Logistic Regression in Theano

Credits: Forked from summerschool2015 by mila-udem

This notebook is inspired from the tutorial on logistic regression on deeplearning.net.

In this notebook, we show how Theano can be used to implement the most basic classifier: the logistic regression. We start off with a quick primer of the model, which serves both as a refresher but also to anchor the notation and show how mathematical expressions are mapped onto Theano graphs.

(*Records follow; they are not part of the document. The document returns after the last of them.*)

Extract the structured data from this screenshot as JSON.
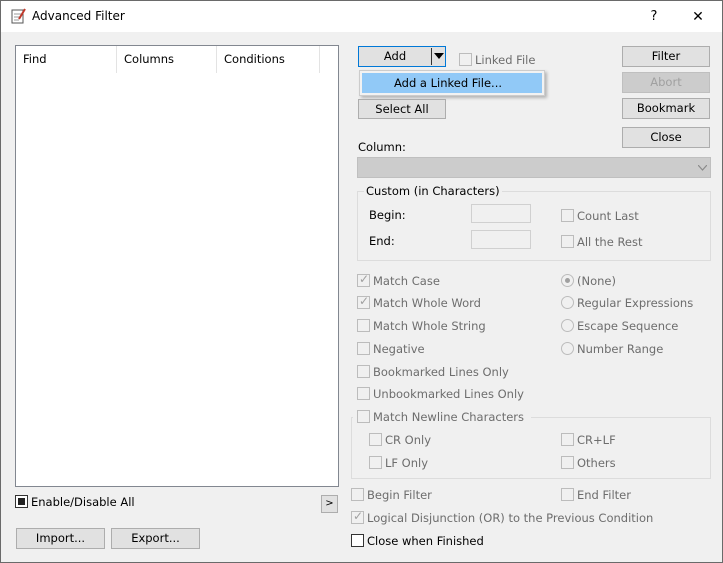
{
  "window": {
    "title": "Advanced Filter",
    "help": "?",
    "close": "✕"
  },
  "list": {
    "columns": [
      "Find",
      "Columns",
      "Conditions"
    ]
  },
  "left": {
    "enable_all": "Enable/Disable All",
    "more": ">",
    "import": "Import...",
    "export": "Export..."
  },
  "top": {
    "add": "Add",
    "linked_file": "Linked File",
    "menu_item": "Add a Linked File...",
    "select_all": "Select All"
  },
  "right_buttons": {
    "filter": "Filter",
    "abort": "Abort",
    "bookmark": "Bookmark",
    "close": "Close"
  },
  "column_label": "Column:",
  "custom": {
    "title": "Custom (in Characters)",
    "begin": "Begin:",
    "end": "End:",
    "count_last": "Count Last",
    "all_rest": "All the Rest"
  },
  "options": {
    "match_case": "Match Case",
    "match_whole_word": "Match Whole Word",
    "match_whole_string": "Match Whole String",
    "negative": "Negative",
    "bookmarked_only": "Bookmarked Lines Only",
    "unbookmarked_only": "Unbookmarked Lines Only",
    "match_newline": "Match Newline Characters",
    "cr_only": "CR Only",
    "lf_only": "LF Only",
    "crlf": "CR+LF",
    "others": "Others"
  },
  "radios": {
    "none": "(None)",
    "regex": "Regular Expressions",
    "escape": "Escape Sequence",
    "number_range": "Number Range"
  },
  "bottom": {
    "begin_filter": "Begin Filter",
    "end_filter": "End Filter",
    "logical_or": "Logical Disjunction (OR) to the Previous Condition",
    "close_when_finished": "Close when Finished"
  }
}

In the deepest of machine learning traditions, this tutorial will tackle the exciting problem of MNIST digit classification.

Get the data

In the mean time, let's just download a pre-packaged version of MNIST, and load each split of the dataset as NumPy ndarrays.

In [1]:
import os
import requests
import gzip
import six
from six.moves import cPickle

if not os.path.exists('mnist.pkl.gz'):
    r = requests.get('http://www.iro.umontreal.ca/~lisa/deep/data/mnist/mnist.pkl.gz')
    with open('mnist.pkl.gz', 'wb') as data_file:
        data_file.write(r.content)

with gzip.open('mnist.pkl.gz', 'rb') as data_file:
    if six.PY3:
        train_set, valid_set, test_set = cPickle.load(data_file, encoding='latin1')
    else:
        train_set, valid_set, test_set = cPickle.load(data_file)

train_set_x, train_set_y = train_set
valid_set_x, valid_set_y = valid_set
test_set_x, test_set_y = test_set

The model

Logistic regression is a probabilistic, linear classifier. It is parametrized by a weight matrix $W$ and a bias vector $b$. Classification is done by projecting an input vector onto a set of hyperplanes, each of which corresponds to a class. The distance from the input to a hyperplane reflects the probability that the input is a member of the corresponding class.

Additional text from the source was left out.